Всех Болконских характеризует рационализм, напряженная духовность, гордость, честолюбие и воля. У старого князя эти черты сочетаются с крутым, тяжелым характером, деспотизмом и своеволием, от которых страдают не только крепостные, но и его дети - Марья и Андрей (вспомним эпизоды третирования дочери и отсрочку на год женитьбы сына на Наташе Ростовой). У князя Андрея на этой общей "болконской" почве вырастает известное отчуждение от живой жизни и людей, особая "гордость мысли" и обусловленная его категоричность и крайность суждений.

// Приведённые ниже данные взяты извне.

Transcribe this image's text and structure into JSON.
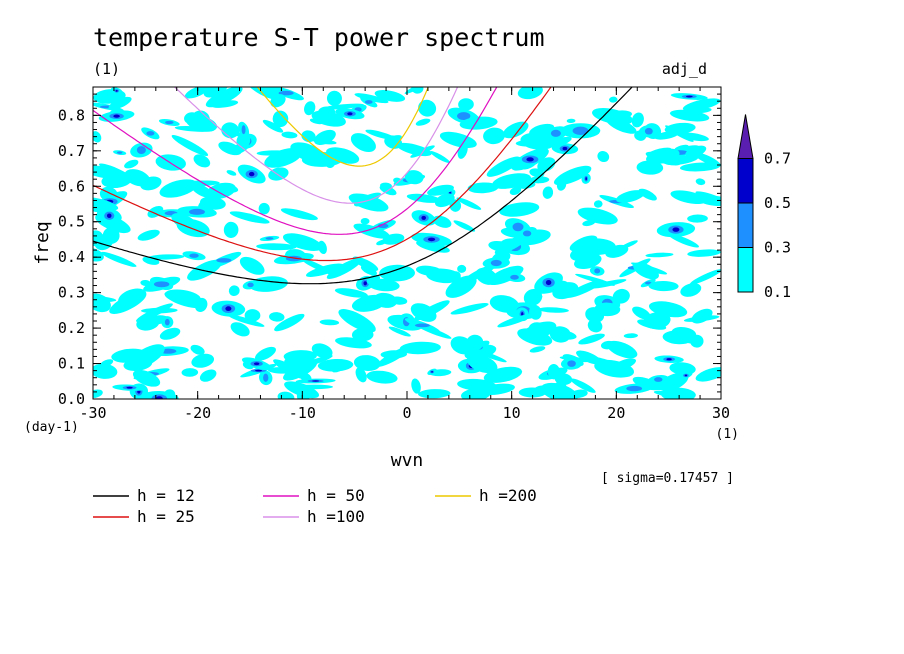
{
  "chart_data": {
    "type": "heatmap",
    "title": "temperature S-T power spectrum",
    "subtitle_left": "(1)",
    "subtitle_right": "adj_d",
    "xlabel": "wvn",
    "ylabel": "freq",
    "x_unit": "(1)",
    "y_unit": "(day-1)",
    "xlim": [
      -30,
      30
    ],
    "ylim": [
      0,
      0.88
    ],
    "x_ticks": [
      -30,
      -20,
      -10,
      0,
      10,
      20,
      30
    ],
    "x_tick_labels": [
      "-30",
      "-20",
      "-10",
      "0",
      "10",
      "20",
      "30"
    ],
    "y_ticks": [
      0,
      0.1,
      0.2,
      0.3,
      0.4,
      0.5,
      0.6,
      0.7,
      0.8
    ],
    "y_tick_labels": [
      "0.0",
      "0.1",
      "0.2",
      "0.3",
      "0.4",
      "0.5",
      "0.6",
      "0.7",
      "0.8"
    ],
    "sigma_note": "[ sigma=0.17457 ]",
    "colorbar": {
      "levels": [
        0.1,
        0.3,
        0.5,
        0.7
      ],
      "labels": [
        "0.1",
        "0.3",
        "0.5",
        "0.7"
      ],
      "colors": [
        "#00ffff",
        "#1e90ff",
        "#0000cd",
        "#5a1fb0"
      ]
    },
    "dispersion_curves": [
      {
        "label": "h = 12",
        "h": 12,
        "color": "#000000"
      },
      {
        "label": "h = 25",
        "h": 25,
        "color": "#dd1111"
      },
      {
        "label": "h = 50",
        "h": 50,
        "color": "#e010c0"
      },
      {
        "label": "h =100",
        "h": 100,
        "color": "#d890e8"
      },
      {
        "label": "h =200",
        "h": 200,
        "color": "#eec800"
      }
    ],
    "grid": false
  }
}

В Ростовых преобладает сердечное, поэтическое начало. В их семье царит атмосфера любви и взаимной приязни. "Экая дурацкая ваша порода ростовская", - в этих словах Василия Денисова звучит не осуждение, а восхищение и Николаем и всеми другими членами семьи. Поэзией овеяны и будни и особенно праздники семьи Ростовых (охота, святки, музыка и танцы, сборы Наташи Ростовой на бал и т.п.). В этой семье вырастают самые поэтически и нравственно прекрасные лица романа - Наташа и Петя. В то же время автор не скрывает, что московское щедрое хлебосольство и гостеприимство графа Ильи Андреевича Ростова при его неумении и нежелании вникать в дела хозяйства стали причиной разорения семьи. В описании Ростовых с поразительной силой сказалось мастерство Толстого в изображении как общих, родовых черт семьи, так и в обрисовке неповторимо - индивидуальных особенностей каждого из ее членов (какие они все разные - граф и графиня, Николай, Наташа, Петя и белая ворона среди них - прозаически - трезвая и рассудительная Вера).

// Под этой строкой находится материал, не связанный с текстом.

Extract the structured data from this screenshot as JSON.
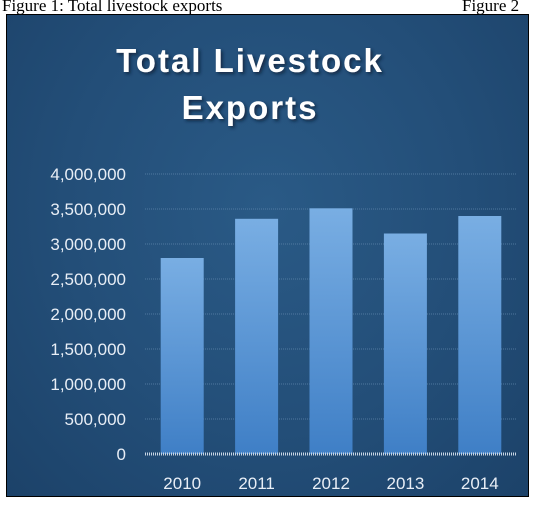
{
  "captions": {
    "left": "Figure 1: Total livestock exports",
    "right": "Figure 2"
  },
  "colors": {
    "background": "#234e78",
    "bar_top": "#79aee3",
    "bar_bottom": "#3f7fc6",
    "text": "#ffffff"
  },
  "chart_data": {
    "type": "bar",
    "title": "Total Livestock Exports",
    "title_lines": [
      "Total Livestock",
      "Exports"
    ],
    "xlabel": "",
    "ylabel": "",
    "categories": [
      "2010",
      "2011",
      "2012",
      "2013",
      "2014"
    ],
    "values": [
      2800000,
      3360000,
      3510000,
      3150000,
      3400000
    ],
    "ylim": [
      0,
      4000000
    ],
    "y_ticks": [
      0,
      500000,
      1000000,
      1500000,
      2000000,
      2500000,
      3000000,
      3500000,
      4000000
    ],
    "y_tick_labels": [
      "0",
      "500,000",
      "1,000,000",
      "1,500,000",
      "2,000,000",
      "2,500,000",
      "3,000,000",
      "3,500,000",
      "4,000,000"
    ],
    "grid": true,
    "legend": "none"
  }
}
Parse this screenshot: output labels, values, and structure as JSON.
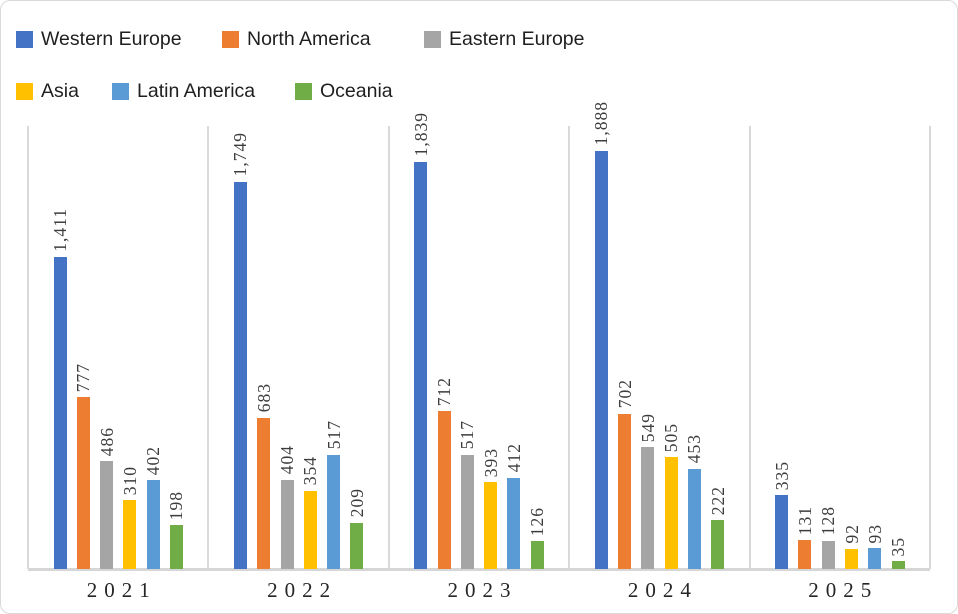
{
  "chart_data": {
    "type": "bar",
    "title": "",
    "categories": [
      "2021",
      "2022",
      "2023",
      "2024",
      "2025"
    ],
    "series": [
      {
        "name": "Western Europe",
        "color": "#4472C4",
        "values": [
          1411,
          1749,
          1839,
          1888,
          335
        ],
        "labels": [
          "1,411",
          "1,749",
          "1,839",
          "1,888",
          "335"
        ]
      },
      {
        "name": "North America",
        "color": "#ED7D31",
        "values": [
          777,
          683,
          712,
          702,
          131
        ],
        "labels": [
          "777",
          "683",
          "712",
          "702",
          "131"
        ]
      },
      {
        "name": "Eastern Europe",
        "color": "#A5A5A5",
        "values": [
          486,
          404,
          517,
          549,
          128
        ],
        "labels": [
          "486",
          "404",
          "517",
          "549",
          "128"
        ]
      },
      {
        "name": "Asia",
        "color": "#FFC000",
        "values": [
          310,
          354,
          393,
          505,
          92
        ],
        "labels": [
          "310",
          "354",
          "393",
          "505",
          "92"
        ]
      },
      {
        "name": "Latin America",
        "color": "#5B9BD5",
        "values": [
          402,
          517,
          412,
          453,
          93
        ],
        "labels": [
          "402",
          "517",
          "412",
          "453",
          "93"
        ]
      },
      {
        "name": "Oceania",
        "color": "#70AD47",
        "values": [
          198,
          209,
          126,
          222,
          35
        ],
        "labels": [
          "198",
          "209",
          "126",
          "222",
          "35"
        ]
      }
    ],
    "xlabel": "",
    "ylabel": "",
    "ylim": [
      0,
      2000
    ],
    "grid": "vertical separators between category panels, no horizontal gridlines",
    "legend_position": "top-left, two rows",
    "data_label_rotation": -90,
    "axis_color": "#D9D9D9"
  },
  "legend": {
    "rows": [
      [
        "Western Europe",
        "North America",
        "Eastern Europe"
      ],
      [
        "Asia",
        "Latin America",
        "Oceania"
      ]
    ]
  }
}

Создавая художественную хронику дворянских семей, автор "Войны и мира" руководствовался едиными для всего произведения принципами и критериями: это принцип историзма, нравственный критерий и мера участия (в данном случае семьи и ее членов) в общенародном деле. Дополнительно к этому в "хронике семейной" вводится еще один критерий: "Толстой всегда оценивает своих персонажей также и критерием семейности, детности"1.Отсюда - резкое осуждение Веры и Берга, которые не хотят иметь детей, смерть Элен от выкидыша как высшая кара и апофеоз Наташи Ростовой в эпилоге романа.